Representative Steven Doan, a Republican, did not take issue with criminalization of public camping, but voiced concern at the hearing that the state did not have enough homeless shelters. “If we’re going to criminalize street camping, let’s make sure these people have someplace to go,” Doan said.

George Eklund with the Coalition for the Homeless also testified that “there are entire swaths of our counties that have no shelter system at all,” but was strongly against criminalization of public camping.

Shameeka Parrish-Wright, director of VOCAL Kentucky, a nonprofit organization focusing on mass incarceration and homelessness, , who is  also a newly elected council member, said at the hearing that, “Kentucky is poor, and Kentucky is criminalizing poverty.” Parrish-Wright, who said she had experienced homelessness personally, added, “I understand what that feels like to be out and not have a place to go.”

Advertisement

Democrats at the hearing, including Kulkarni, asked the bill’s authors for data to support the claim that it would increase public safety or that criminalization would reduce homelessness. Bauman, the bill’s author, said he had the data in front of him and could present it after the hearing, but cited no numbers.

With 52 cosponsors and 78 of 100 seats in the House held by Republicans, it is likely that the bill will pass the house in some form, although changes were still being made to the legislation on Thursday. The bill would still need to pass the state senate, a body that is also controlled by Republicans.

Representative Lindsey Burke, a Democrat, introduced an amendment on Thursday that would remove the public camping ban from the bill, but it’s unclear how much support the amendment has. 

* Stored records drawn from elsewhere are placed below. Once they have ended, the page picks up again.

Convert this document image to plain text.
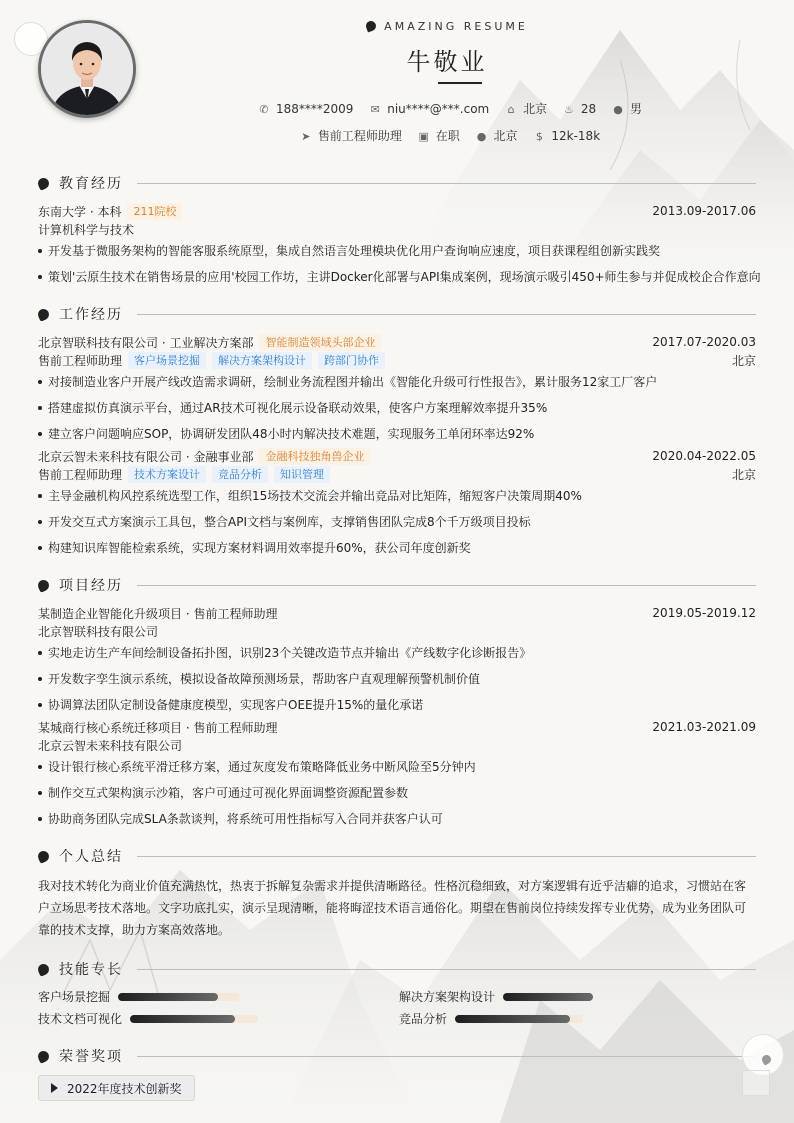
AMAZING RESUME
牛敬业
✆ 188****2009 ✉ niu****@***.com ⌂ 北京 ♨ 28 ● 男
➤ 售前工程师助理 ▣ 在职 ● 北京 $ 12k-18k
教育经历
东南大学 · 本科	211院校	2013.09-2017.06
计算机科学与技术
开发基于微服务架构的智能客服系统原型，集成自然语言处理模块优化用户查询响应速度，项目获课程组创新实践奖
策划'云原生技术在销售场景的应用'校园工作坊，主讲Docker化部署与API集成案例，现场演示吸引450+师生参与并促成校企合作意向
工作经历
北京智联科技有限公司 · 工业解决方案部	智能制造领域头部企业	2017.07-2020.03
售前工程师助理	客户场景挖掘	解决方案架构设计	跨部门协作	北京
对接制造业客户开展产线改造需求调研，绘制业务流程图并输出《智能化升级可行性报告》，累计服务12家工厂客户
搭建虚拟仿真演示平台，通过AR技术可视化展示设备联动效果，使客户方案理解效率提升35%
建立客户问题响应SOP，协调研发团队48小时内解决技术难题，实现服务工单闭环率达92%
北京云智未来科技有限公司 · 金融事业部	金融科技独角兽企业	2020.04-2022.05
售前工程师助理	技术方案设计	竞品分析	知识管理	北京
主导金融机构风控系统选型工作，组织15场技术交流会并输出竞品对比矩阵，缩短客户决策周期40%
开发交互式方案演示工具包，整合API文档与案例库，支撑销售团队完成8个千万级项目投标
构建知识库智能检索系统，实现方案材料调用效率提升60%，获公司年度创新奖
项目经历
某制造企业智能化升级项目 · 售前工程师助理	2019.05-2019.12
北京智联科技有限公司
实地走访生产车间绘制设备拓扑图，识别23个关键改造节点并输出《产线数字化诊断报告》
开发数字孪生演示系统，模拟设备故障预测场景，帮助客户直观理解预警机制价值
协调算法团队定制设备健康度模型，实现客户OEE提升15%的量化承诺
某城商行核心系统迁移项目 · 售前工程师助理	2021.03-2021.09
北京云智未来科技有限公司
设计银行核心系统平滑迁移方案，通过灰度发布策略降低业务中断风险至5分钟内
制作交互式架构演示沙箱，客户可通过可视化界面调整资源配置参数
协助商务团队完成SLA条款谈判，将系统可用性指标写入合同并获客户认可
个人总结
我对技术转化为商业价值充满热忱，热衷于拆解复杂需求并提供清晰路径。性格沉稳细致，对方案逻辑有近乎洁癖的追求，习惯站在客户立场思考技术落地。文字功底扎实，演示呈现清晰，能将晦涩技术语言通俗化。期望在售前岗位持续发挥专业优势，成为业务团队可靠的技术支撑，助力方案高效落地。
技能专长
客户场景挖掘	解决方案架构设计
技术文档可视化	竞品分析
荣誉奖项
2022年度技术创新奖
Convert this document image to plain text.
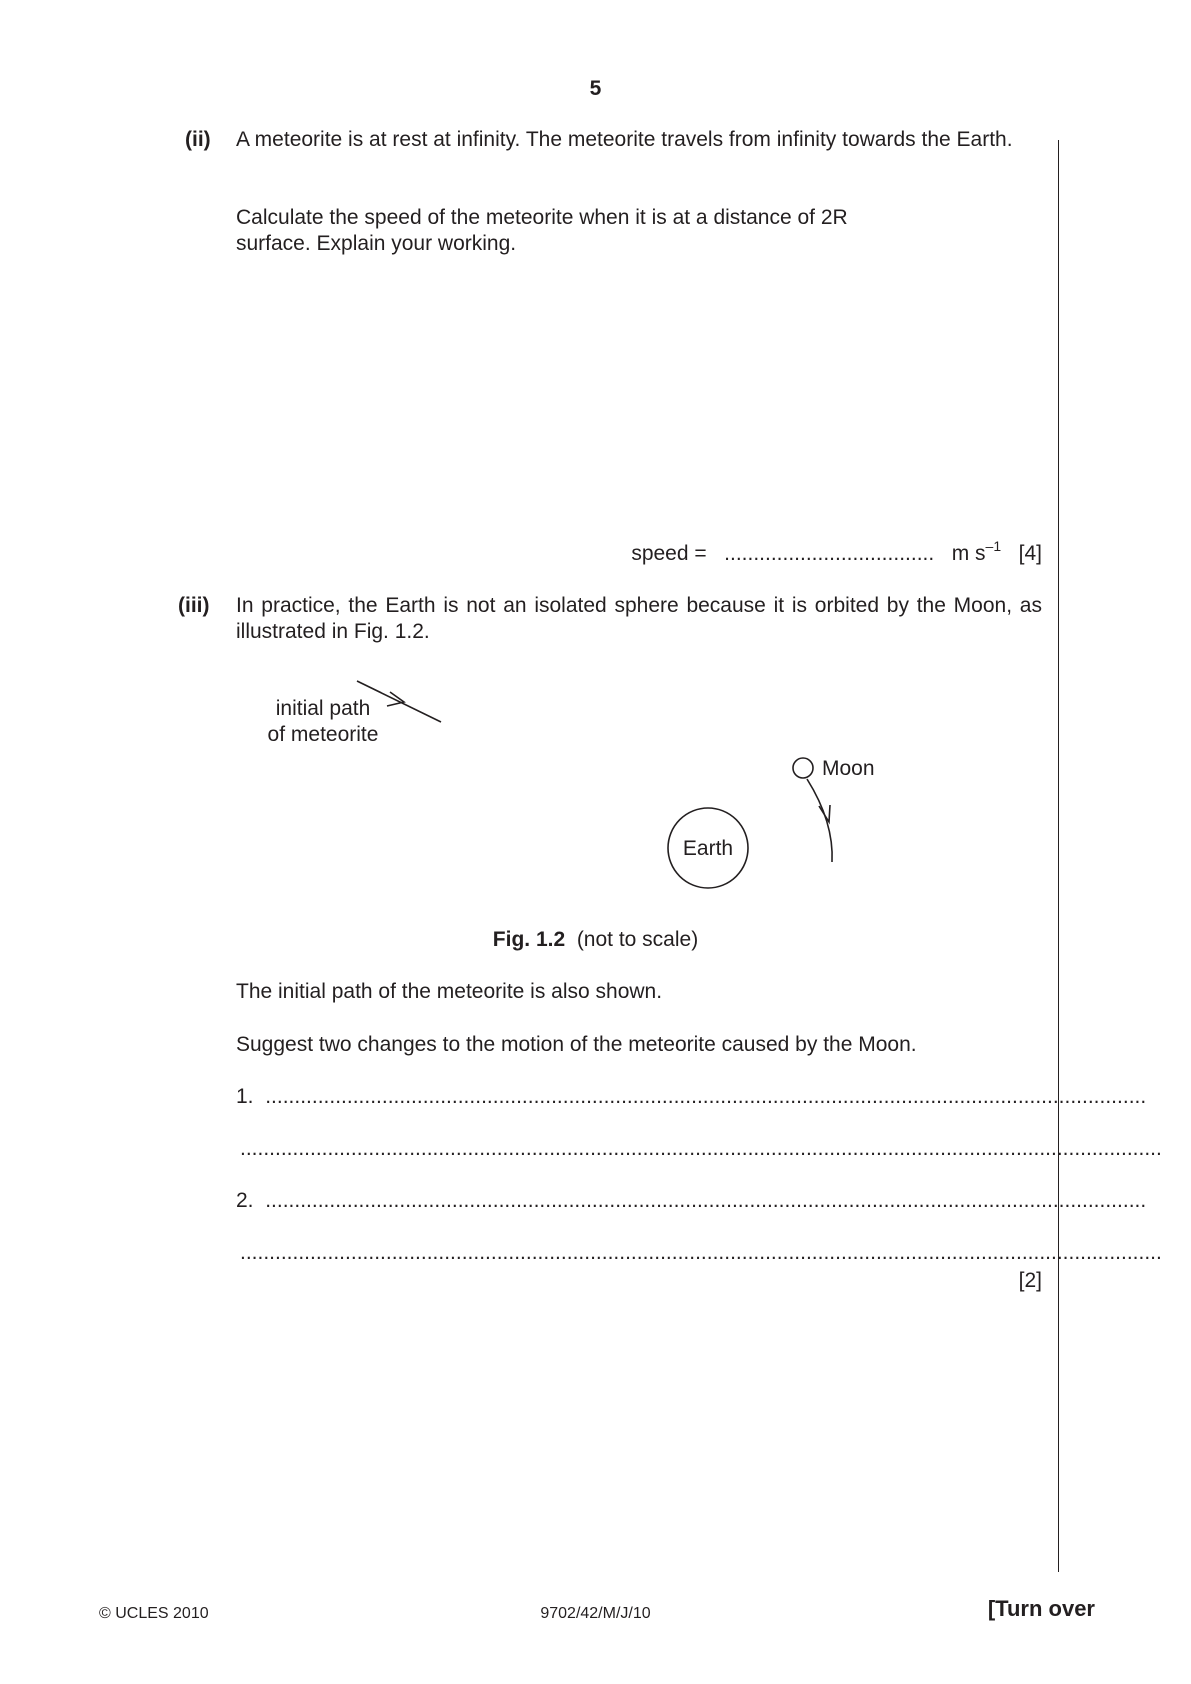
5
(ii) A meteorite is at rest at infinity. The meteorite travels from infinity towards the Earth.
Calculate the speed of the meteorite when it is at a distance of 2R
surface. Explain your working.
speed = .................................... m $s^{-1}$ [4]
(iii) In practice, the Earth is not an isolated sphere because it is orbited by the Moon, as illustrated in Fig. 1.2.
initial path
of meteorite
Moon
Earth
Fig. 1.2 (not to scale)
The initial path of the meteorite is also shown.
Suggest two changes to the motion of the meteorite caused by the Moon.
1. .......................................................................................................................................................
..............................................................................................................................................................
2. .......................................................................................................................................................
..............................................................................................................................................................
[2]
© UCLES 2010	9702/42/M/J/10	[Turn over
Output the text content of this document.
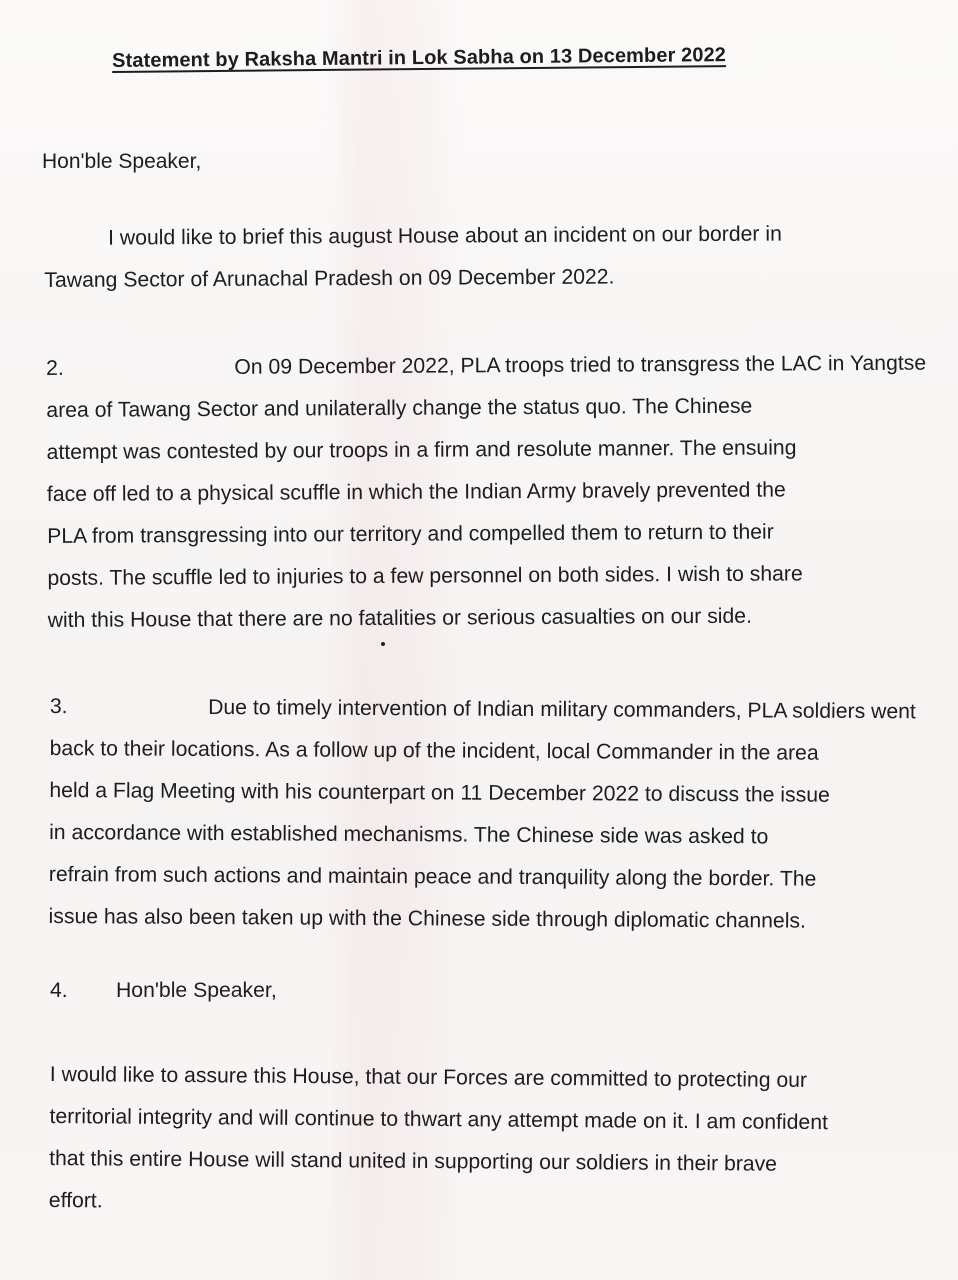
Statement by Raksha Mantri in Lok Sabha on 13 December 2022
Hon'ble Speaker,
I would like to brief this august House about an incident on our border in
Tawang Sector of Arunachal Pradesh on 09 December 2022.
2.	On 09 December 2022, PLA troops tried to transgress the LAC in Yangtse
area of Tawang Sector and unilaterally change the status quo. The Chinese
attempt was contested by our troops in a firm and resolute manner. The ensuing
face off led to a physical scuffle in which the Indian Army bravely prevented the
PLA from transgressing into our territory and compelled them to return to their
posts. The scuffle led to injuries to a few personnel on both sides. I wish to share
with this House that there are no fatalities or serious casualties on our side.
3.	Due to timely intervention of Indian military commanders, PLA soldiers went
back to their locations. As a follow up of the incident, local Commander in the area
held a Flag Meeting with his counterpart on 11 December 2022 to discuss the issue
in accordance with established mechanisms. The Chinese side was asked to
refrain from such actions and maintain peace and tranquility along the border. The
issue has also been taken up with the Chinese side through diplomatic channels.
4.	Hon'ble Speaker,
I would like to assure this House, that our Forces are committed to protecting our
territorial integrity and will continue to thwart any attempt made on it. I am confident
that this entire House will stand united in supporting our soldiers in their brave
effort.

Advocates said that the process of writing the legislation was rushed, and that organizations opposed to the bill did not know that the Thursday hearing was happening until the last minute. 

“Things are being hurried along and ramrodded through in the hopes that people aren’t going to be able to read [the legislation],” Pryor, with the Urban League said.

So far, attempts by advocates to change the legislation have not been fruitful, according to Pryor. 

“There hasn’t been much in the way of support and change,” he said. “Those who have voiced concern still either voted for the passage out of committee … or voted present.”